La singularité des poèmes frappe d'emblée. Le souci du langage apparaît extrême. Le dispositif formel, la métrique rigoureuse (cinq mots par vers), les dérégulations syntaxiques, brouillent le sens ; la disparition des signes de ponctuation, l'élagage des déterminants, l'incertitude des découpages, la flexibilité naturelle de la langue anglaise, " où une même forme est couramment susceptible de deux ou trois fonctions grammaticales ", en compliquent l'écheveau tout en en accroissant les possibilités. " Les sens foisonnent et varient à chaque lecture ", note Abigail Lang.
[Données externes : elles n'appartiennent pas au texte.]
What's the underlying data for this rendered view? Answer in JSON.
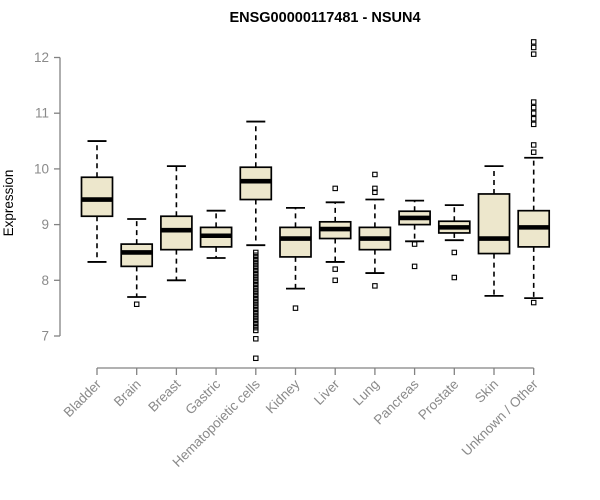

Mais pour en " éviter le risque d'atomisation ", pour empêcher que " les poèmes se réduisent à une suite de mots égrenés ", Zukofsky " recrée des liaisons, une syntaxe alternative " ; ce faisant, " télescopant des mots ", " créant des composés inattendus ", il " déplace les catégories et modifie le découpage du monde. "
Venus's Looking-glass
Bell-looking-glass upright leaf-shells ring the
herb stem two flowers climb
come May near-ground-axil seeded unopened
clasp soon June higher perfect
red-purple specular as speculum venery's
mirror-bell flowers one for three
no harebell hanging chase azur'd
veins flight faced skies unseen
Heureuses dérobades du sens. Le souci du langage autant que de la chose (on songe souvent à Francis Ponge) exige du lecteur une attention redoublée. Il lui faut scruter les énoncés, interroger les agencements, questionner les rapprochements, évaluer les proximités, se perdre dans les zones d'ombre, pour voir peu à peu la fleur regardée, dite, décrite, suggérée ou évoquée, et comprendre le lien noué par le poète entre l'intention objectiviste et l'intention formelle. La traduction d'une telle machinerie est délicate. Littérale et précise, mais parfois aussi libre et inventive, elle restitue la poussée végétale, l'épanouissement floral, la variation des couleurs, la coulée des saisons, la forme et l'éclat, les allusions livresques et les bribes de poèmes passés. Laissant agir l'écoute, attisant l'imagination, elle met en lumière le texte tout en en restituant les ombres et les incertitudes originelles.
Miroir de Vénus
Belle-au-miroir dressée feuilles-coquilles ceignent la
tige herbeuse deux fleurs s'élèvent
vienne Mai aisselles-près-du sol pleines encore-closes
étreignent bientôt juin plus-hautes parfont
rouge-pourpre spéculaire à speculum vènerie
clochette-miroir fleurit une pour trois
aucune campanule pendante en chasse
veines azurées s'enfuit face-aux-cieux invisible
Cette résistance du poème, en anglais ou dans sa traduction française, est chose délectable. " Réduits à la notion, sans cas, nombre et genre ", les mots " rayonnent " (A. Lang), ajointant langue et monde : " thym temps ", " tige-carrée feuilles-cordées ", " un-quart mûrit immortel bouche-bée ".
Olivier Penot-Lacassagne
Louis Zukofsky, 80 fleurs, Traduction de l'anglais (États-Unis) et postface d'Abigail Lang, éditions Nous, 2018, 89 p., 14€.